OP20 The gut microbiota during biological therapy for inflammatory bowel disease

C. Caenepeel1, S. Viera-Silva2, B. Verstockt3, K. Machiels3, N.A. Davani3, J. Sabino3,4, M. Ferrante3,4, J. Raes2, S. Vermeire3,4

1Department of Chronic Diseases, Metabolism and Ageing, KU Leuven, Kessel-Lo, Belgium, 2Department of Microbiology and Immunology, Rega Institute for Medical Research, Leuven, Belgium, 3Department of Chronic Diseases, Metabolism and Ageing, KU Leuven, Leuven, Belgium, 4Department of Gastroenterology and Hepatology, University Hospitals Leuven, Leuven, Belgium

Background

The expansion of therapeutic options in IBD brought forward a need to personalise treatment. Gut inflammation in inflammatory bowel disease (IBD) patients has been associated with reduced microbial richness and abundance of SCFA producers. We aimed to explore the longitudinal impact of treatment on the inflammatory burden and faecal microbiota in patients with CD and UC, treated with anti-tumour necrosis factor (anti-TNF) therapy, vedolizumab (VDZ) or ustekinumab (UST).

Methods

We analysed faecal samples from 349 IBD patients (112 UC, 237 CD) initiating biological therapy (anti-TNF; VDZ; UST), regardless baseline disease activity, between 2010 and 2019 at a tertiary referral centre. Samples were collected at week 0, 14 and 24. Microbiota phylogenetic profiling was conducted by 16S rRNA gene sequencing and faecal cell counts were determined using flow cytometry. Moisture levels were measured using lyophilisation. Disease activity and response were assessed by faecal calprotectin (FCal). Statistics were performed in R, v3.5.1. Enterotyping was based on the Dirichlet multinomial mixtures approach.

Results

Faecal microbiota profiles showed high diversity, with samples classified into all four enterotypes (Fig1), although Bact2 was 6- to 10-fold more prevalent in patients compared with controls (Fig2). The variation in faecal microbiota composition was explained (multivariate dbRDA) by diagnosis (R2 = 1.2%, p = 1.00E−04), timepoint (R2 = 0.52, p = 0.006), significantly by age, gender and faecal moisture. The full model only explained 2.85% of the microbiota variation.

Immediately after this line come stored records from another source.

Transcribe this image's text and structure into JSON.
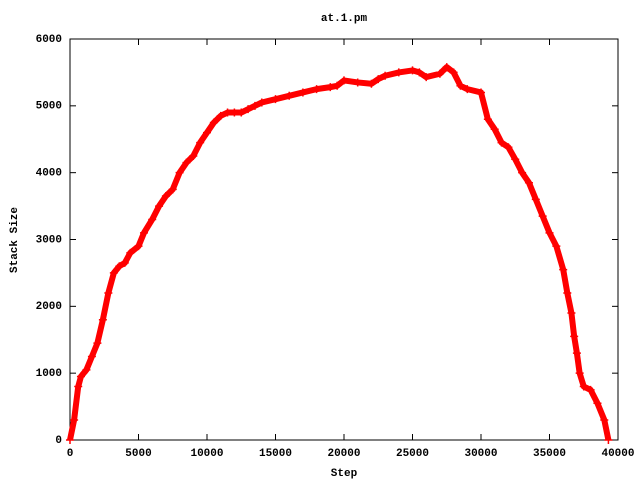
{
  "chart_data": {
    "type": "line",
    "title": "at.1.pm",
    "x_label": "Step",
    "y_label": "Stack Size",
    "x": [
      0,
      300,
      600,
      800,
      1200,
      1600,
      2000,
      2400,
      2800,
      3200,
      3600,
      4000,
      4400,
      5000,
      5400,
      6000,
      6500,
      7000,
      7500,
      8000,
      8500,
      9000,
      9500,
      10000,
      10500,
      11000,
      11500,
      12000,
      12500,
      13000,
      13500,
      14000,
      15000,
      16000,
      17000,
      18000,
      19000,
      19500,
      20000,
      21000,
      22000,
      22500,
      23000,
      24000,
      25000,
      25500,
      26000,
      27000,
      27500,
      28000,
      28500,
      29000,
      30000,
      30500,
      31000,
      31500,
      32000,
      32500,
      33000,
      33500,
      34000,
      34500,
      35000,
      35500,
      36000,
      36300,
      36600,
      36800,
      37000,
      37200,
      37500,
      38000,
      38500,
      39000,
      39300
    ],
    "series": [
      {
        "name": "at.1.pm",
        "color": "#ff0000",
        "values": [
          0,
          300,
          800,
          950,
          1050,
          1250,
          1450,
          1800,
          2200,
          2500,
          2600,
          2650,
          2800,
          2900,
          3100,
          3300,
          3500,
          3650,
          3750,
          4000,
          4150,
          4250,
          4450,
          4600,
          4750,
          4850,
          4900,
          4900,
          4900,
          4950,
          5000,
          5050,
          5100,
          5150,
          5200,
          5250,
          5280,
          5300,
          5380,
          5350,
          5330,
          5400,
          5450,
          5500,
          5530,
          5500,
          5430,
          5480,
          5580,
          5500,
          5300,
          5250,
          5200,
          4800,
          4650,
          4450,
          4380,
          4200,
          4000,
          3850,
          3600,
          3350,
          3100,
          2900,
          2550,
          2200,
          1900,
          1550,
          1300,
          1000,
          800,
          750,
          550,
          300,
          0
        ]
      }
    ],
    "xlim": [
      0,
      40000
    ],
    "ylim": [
      0,
      6000
    ],
    "xticks": [
      0,
      5000,
      10000,
      15000,
      20000,
      25000,
      30000,
      35000,
      40000
    ],
    "yticks": [
      0,
      1000,
      2000,
      3000,
      4000,
      5000,
      6000
    ]
  }
}
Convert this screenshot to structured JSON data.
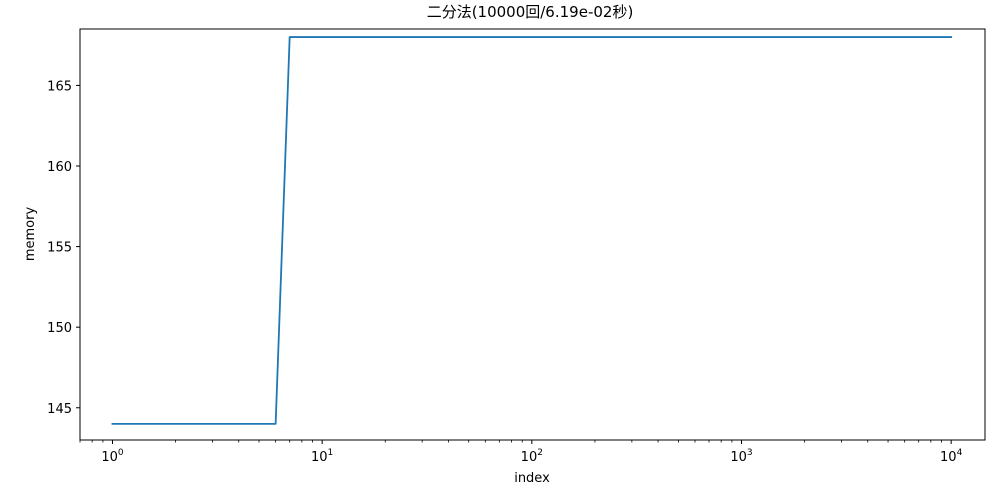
{
  "chart_data": {
    "type": "line",
    "title": "二分法(10000回/6.19e-02秒)",
    "xlabel": "index",
    "ylabel": "memory",
    "xscale": "log",
    "xlim": [
      0.7,
      14500
    ],
    "ylim": [
      143,
      168.5
    ],
    "grid": false,
    "legend": "none",
    "x_ticks": [
      {
        "value": 1,
        "base": "10",
        "exp": "0"
      },
      {
        "value": 10,
        "base": "10",
        "exp": "1"
      },
      {
        "value": 100,
        "base": "10",
        "exp": "2"
      },
      {
        "value": 1000,
        "base": "10",
        "exp": "3"
      },
      {
        "value": 10000,
        "base": "10",
        "exp": "4"
      }
    ],
    "y_ticks": [
      {
        "value": 145,
        "label": "145"
      },
      {
        "value": 150,
        "label": "150"
      },
      {
        "value": 155,
        "label": "155"
      },
      {
        "value": 160,
        "label": "160"
      },
      {
        "value": 165,
        "label": "165"
      }
    ],
    "series": [
      {
        "color": "#1f77b4",
        "x": [
          1,
          2,
          3,
          4,
          5,
          6,
          7,
          10,
          100,
          1000,
          10000
        ],
        "y": [
          144,
          144,
          144,
          144,
          144,
          144,
          168,
          168,
          168,
          168,
          168
        ]
      }
    ]
  }
}
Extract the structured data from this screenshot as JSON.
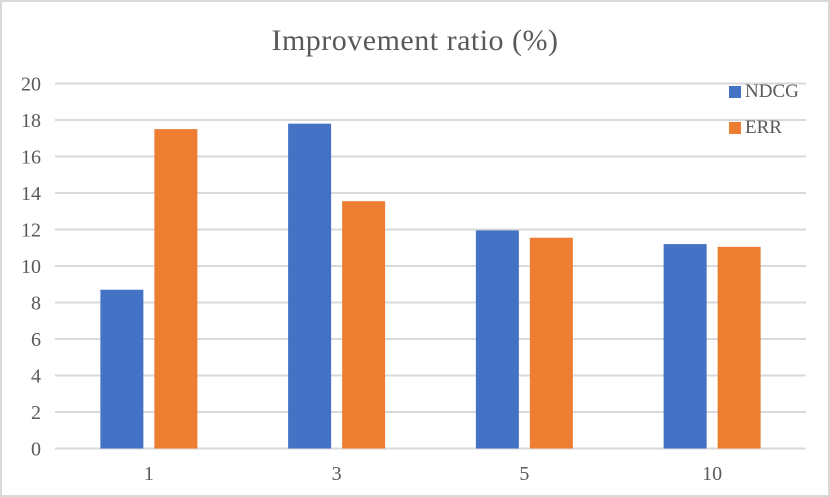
{
  "title": "Improvement ratio (%)",
  "colors": {
    "ndcg_blue": "#4472C4",
    "err_orange": "#ED7D31",
    "gridline": "#D9D9D9",
    "axis_text": "#595959",
    "title_text": "#595959",
    "border": "#D9D9D9",
    "background": "#FFFFFF"
  },
  "legend": {
    "position": "top-right",
    "items": [
      {
        "label": "NDCG",
        "swatch_color": "#4472C4",
        "swatch_icon": "square"
      },
      {
        "label": "ERR",
        "swatch_color": "#ED7D31",
        "swatch_icon": "square"
      }
    ]
  },
  "chart_data": {
    "type": "bar",
    "title": "Improvement ratio (%)",
    "categories": [
      "1",
      "3",
      "5",
      "10"
    ],
    "series": [
      {
        "name": "NDCG",
        "color": "#4472C4",
        "values": [
          8.7,
          17.8,
          11.95,
          11.2
        ]
      },
      {
        "name": "ERR",
        "color": "#ED7D31",
        "values": [
          17.5,
          13.55,
          11.55,
          11.05
        ]
      }
    ],
    "xlabel": "",
    "ylabel": "",
    "ylim": [
      0,
      20
    ],
    "ytick_step": 2,
    "ytick_labels": [
      "0",
      "2",
      "4",
      "6",
      "8",
      "10",
      "12",
      "14",
      "16",
      "18",
      "20"
    ],
    "grid": true,
    "gridline_orientation": "horizontal",
    "legend_position": "top-right"
  }
}
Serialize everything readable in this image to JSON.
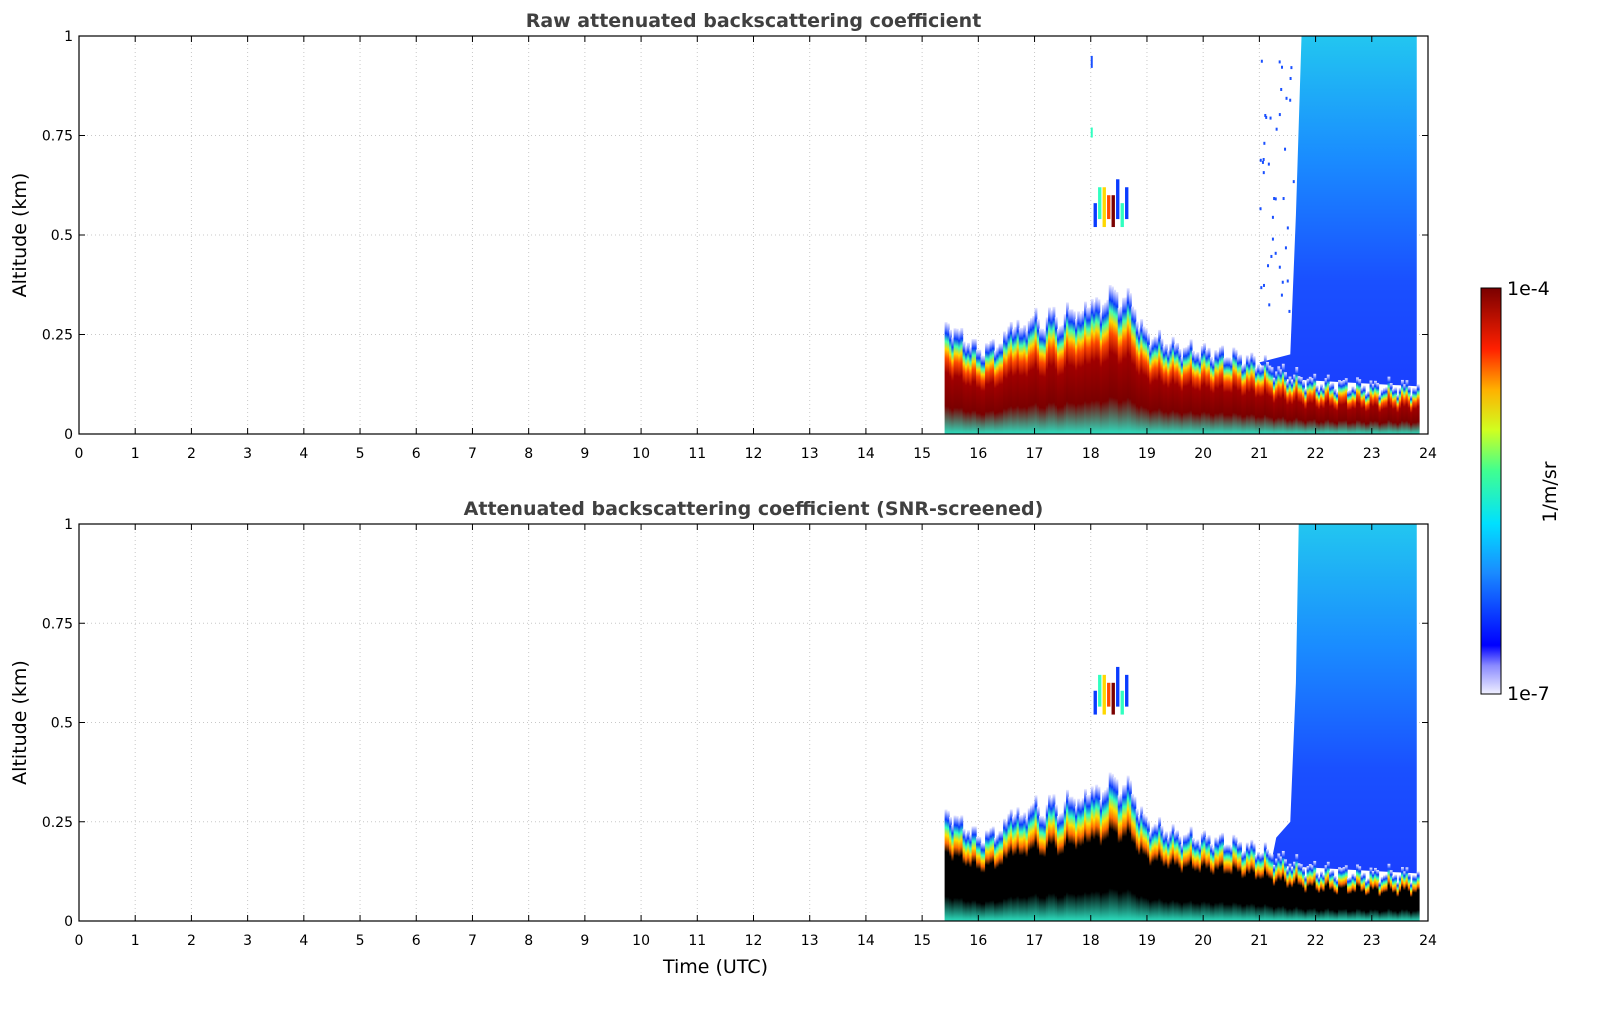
{
  "chart_data": [
    {
      "type": "heatmap",
      "title": "Raw attenuated backscattering coefficient",
      "xlabel": "",
      "ylabel": "Altitude (km)",
      "xlim": [
        0,
        24
      ],
      "ylim": [
        0,
        1
      ],
      "xticks": [
        "0",
        "1",
        "2",
        "3",
        "4",
        "5",
        "6",
        "7",
        "8",
        "9",
        "10",
        "11",
        "12",
        "13",
        "14",
        "15",
        "16",
        "17",
        "18",
        "19",
        "20",
        "21",
        "22",
        "23",
        "24"
      ],
      "yticks": [
        "0",
        "0.25",
        "0.5",
        "0.75",
        "1"
      ],
      "grid": true,
      "data_start_time": 15.4,
      "data_end_time": 23.8,
      "layer_top_km": [
        [
          15.4,
          0.28
        ],
        [
          16.0,
          0.21
        ],
        [
          16.5,
          0.24
        ],
        [
          17.0,
          0.26
        ],
        [
          17.5,
          0.27
        ],
        [
          18.0,
          0.3
        ],
        [
          18.5,
          0.33
        ],
        [
          19.0,
          0.25
        ],
        [
          19.5,
          0.22
        ],
        [
          20.0,
          0.21
        ],
        [
          20.5,
          0.2
        ],
        [
          21.0,
          0.18
        ],
        [
          21.5,
          0.15
        ],
        [
          22.0,
          0.13
        ],
        [
          23.0,
          0.12
        ],
        [
          23.8,
          0.12
        ]
      ],
      "high_aerosol_from": 21.6
    },
    {
      "type": "heatmap",
      "title": "Attenuated backscattering coefficient (SNR-screened)",
      "xlabel": "Time (UTC)",
      "ylabel": "Altitude (km)",
      "xlim": [
        0,
        24
      ],
      "ylim": [
        0,
        1
      ],
      "xticks": [
        "0",
        "1",
        "2",
        "3",
        "4",
        "5",
        "6",
        "7",
        "8",
        "9",
        "10",
        "11",
        "12",
        "13",
        "14",
        "15",
        "16",
        "17",
        "18",
        "19",
        "20",
        "21",
        "22",
        "23",
        "24"
      ],
      "yticks": [
        "0",
        "0.25",
        "0.5",
        "0.75",
        "1"
      ],
      "grid": true,
      "data_start_time": 15.4,
      "data_end_time": 23.8
    }
  ],
  "colorbar": {
    "label": "1/m/sr",
    "max_label": "1e-4",
    "min_label": "1e-7",
    "colormap": "jet",
    "scale": "log"
  }
}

A slight non-significant decrease in the Bact2 enterotype prevalence was observed in the CD, but not in the UC cohort, during treatment.

A significant decrease in FCal concentrations (w0 vs. 14, UC p = 5.12E-08, CD p = 2.56E−08; week 0 vs. 24: CD p = 4.86E-08) was observed with treatment, accompanied by a significant increase in cellcounts (w0 vs. 14: UC p = 0.024, CD p = 0.0022; week 0 vs. 24: CD p = 0.0201) (Figure 3). No significant change in Bact2 prevalence was found during treatment.

Only treatment-associated variables—week of treatment (p = 2.4E−18), diagnosis (0.0005) and timepoint (p = 0.0073)—were significant predictors for response, while microbiota-associated variables (enterotype, cell counts and faecal moisture) not. Baseline samples were associated with higher FCal levels. This suggests that the response time of the microbiota to treatment may be higher than the host inflammatory response.

Conclusion

The prevalence of the inflammatory Bact2 enterotype was 5- to 10-fold higher in CD and UC patients as compared with controls. Although initiation of biological therapies leads to a decrease in inflammation levels as witnessed by faecal calprotectin and increase in microbial richness, a shift in enterotypes did not occur.